El almuerzo acababa de terminar en el hotel. Los huéspedes paseaban por los jardines, sentándose en el porche del frente y disfrutando del hermoso día. Los huéspedes más jóvenes estaban en las pistas de tenis y muchos se habían ido a la piscina. Del otro lado del camino, en los muelles, otros huéspedes entraban o salían de los barcos que les llevaban de paseo a ver la vista de la costa. Todo a mi alrededor eran sonrisas y risas. Estaba segura de que se me distinguía porque las nubes que llevaba conmigo llenaban de sombras mi rostro.

Pero no podía evitarlo. El brillante sol, las cálidas brisas del mar, el sonido feliz de la risa de los niños, la agitación y energía de los turistas, todo subrayaba mi propia tristeza. Cutler’s Cove no era un lugar para sentirse deprimido, pensé, especialmente el día de hoy.

Mi abuela estaba sentada en el vestíbulo sonriendo y hablando con los huéspedes. Rieron de algo que había dicho y después escucharon atentamente mientras ella continuó. La atención de todos estaba fija en ella, como si fuera una celebridad. Vi el modo en que otros huéspedes se sentían atraídos a ella, ansiosos de escucharla. Ella no vio que yo había entrado y pude así contemplarla sin que lo supiese.
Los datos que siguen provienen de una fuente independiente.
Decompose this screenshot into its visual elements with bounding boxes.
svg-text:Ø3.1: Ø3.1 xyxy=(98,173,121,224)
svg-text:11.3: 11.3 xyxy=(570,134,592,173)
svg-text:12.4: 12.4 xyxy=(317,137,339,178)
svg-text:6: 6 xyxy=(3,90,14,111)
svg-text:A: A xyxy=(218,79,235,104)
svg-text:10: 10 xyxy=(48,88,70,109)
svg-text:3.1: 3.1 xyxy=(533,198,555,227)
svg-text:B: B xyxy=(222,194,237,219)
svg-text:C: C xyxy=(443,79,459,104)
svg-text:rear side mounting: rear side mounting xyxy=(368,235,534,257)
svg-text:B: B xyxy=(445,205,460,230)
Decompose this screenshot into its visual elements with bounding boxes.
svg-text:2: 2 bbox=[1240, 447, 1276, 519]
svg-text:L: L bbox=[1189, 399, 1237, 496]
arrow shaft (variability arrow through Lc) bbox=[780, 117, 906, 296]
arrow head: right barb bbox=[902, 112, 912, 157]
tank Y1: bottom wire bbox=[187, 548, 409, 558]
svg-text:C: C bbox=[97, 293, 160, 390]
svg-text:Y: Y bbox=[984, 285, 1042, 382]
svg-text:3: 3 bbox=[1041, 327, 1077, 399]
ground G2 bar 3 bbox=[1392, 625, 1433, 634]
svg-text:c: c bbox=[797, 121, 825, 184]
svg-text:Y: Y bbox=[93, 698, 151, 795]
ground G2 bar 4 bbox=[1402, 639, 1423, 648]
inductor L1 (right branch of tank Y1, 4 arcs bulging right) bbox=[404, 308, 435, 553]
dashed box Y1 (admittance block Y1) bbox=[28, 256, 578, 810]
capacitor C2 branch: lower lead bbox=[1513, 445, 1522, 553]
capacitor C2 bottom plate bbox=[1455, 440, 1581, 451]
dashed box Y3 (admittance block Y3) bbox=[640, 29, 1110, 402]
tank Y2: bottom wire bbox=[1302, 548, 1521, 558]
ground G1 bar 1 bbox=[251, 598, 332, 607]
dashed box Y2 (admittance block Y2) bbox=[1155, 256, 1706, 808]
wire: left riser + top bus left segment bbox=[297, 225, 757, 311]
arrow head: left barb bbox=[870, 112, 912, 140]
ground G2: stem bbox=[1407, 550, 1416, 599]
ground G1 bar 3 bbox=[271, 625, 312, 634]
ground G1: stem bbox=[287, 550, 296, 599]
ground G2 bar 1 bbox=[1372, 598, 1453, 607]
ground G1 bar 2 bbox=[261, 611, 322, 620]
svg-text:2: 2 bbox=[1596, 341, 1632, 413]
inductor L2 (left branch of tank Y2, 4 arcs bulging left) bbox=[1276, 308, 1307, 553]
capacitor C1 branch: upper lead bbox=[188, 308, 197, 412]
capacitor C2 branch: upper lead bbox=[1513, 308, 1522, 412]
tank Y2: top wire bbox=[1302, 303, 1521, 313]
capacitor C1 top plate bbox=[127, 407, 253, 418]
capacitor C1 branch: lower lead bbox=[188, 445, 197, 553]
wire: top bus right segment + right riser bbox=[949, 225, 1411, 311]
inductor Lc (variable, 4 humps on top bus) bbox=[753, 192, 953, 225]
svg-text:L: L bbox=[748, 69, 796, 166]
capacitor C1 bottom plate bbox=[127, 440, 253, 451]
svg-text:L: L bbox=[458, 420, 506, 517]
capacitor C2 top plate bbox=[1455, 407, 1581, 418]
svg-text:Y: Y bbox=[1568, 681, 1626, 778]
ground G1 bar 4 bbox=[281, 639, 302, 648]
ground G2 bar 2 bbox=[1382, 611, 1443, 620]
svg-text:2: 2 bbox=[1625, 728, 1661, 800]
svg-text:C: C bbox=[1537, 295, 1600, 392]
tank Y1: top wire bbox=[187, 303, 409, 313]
Pero de repente su mirada se posó sobre mí y su expresión se volvió helada. No fui la primera en apartar la mirada. Fue ella. Recuperó su sonrisa mientras continuaba hablando con sus huéspedes. Yo seguí a través del vestíbulo. Tenía algo que hacer antes de hablar con ella. Quería hablar primero con otra persona.

Clara Sue estaba detrás del mostrador de recepción. Algunos de los huéspedes jóvenes estaban charlando con ella. Todos rieron y entonces Clara Sue se volvió hacia mí con el rostro lleno de curiosidad. La ignoré y atravesé el vestíbulo. Hizo algún comentario burlón sobre mí, estoy segura, porque un momento más tarde, ella y sus amigos se echaron a reír aún más alto de lo que habían estado haciendo. No miré para atrás. Entré en la parte antigua y me apresuré a través del corredor hacia la escalera.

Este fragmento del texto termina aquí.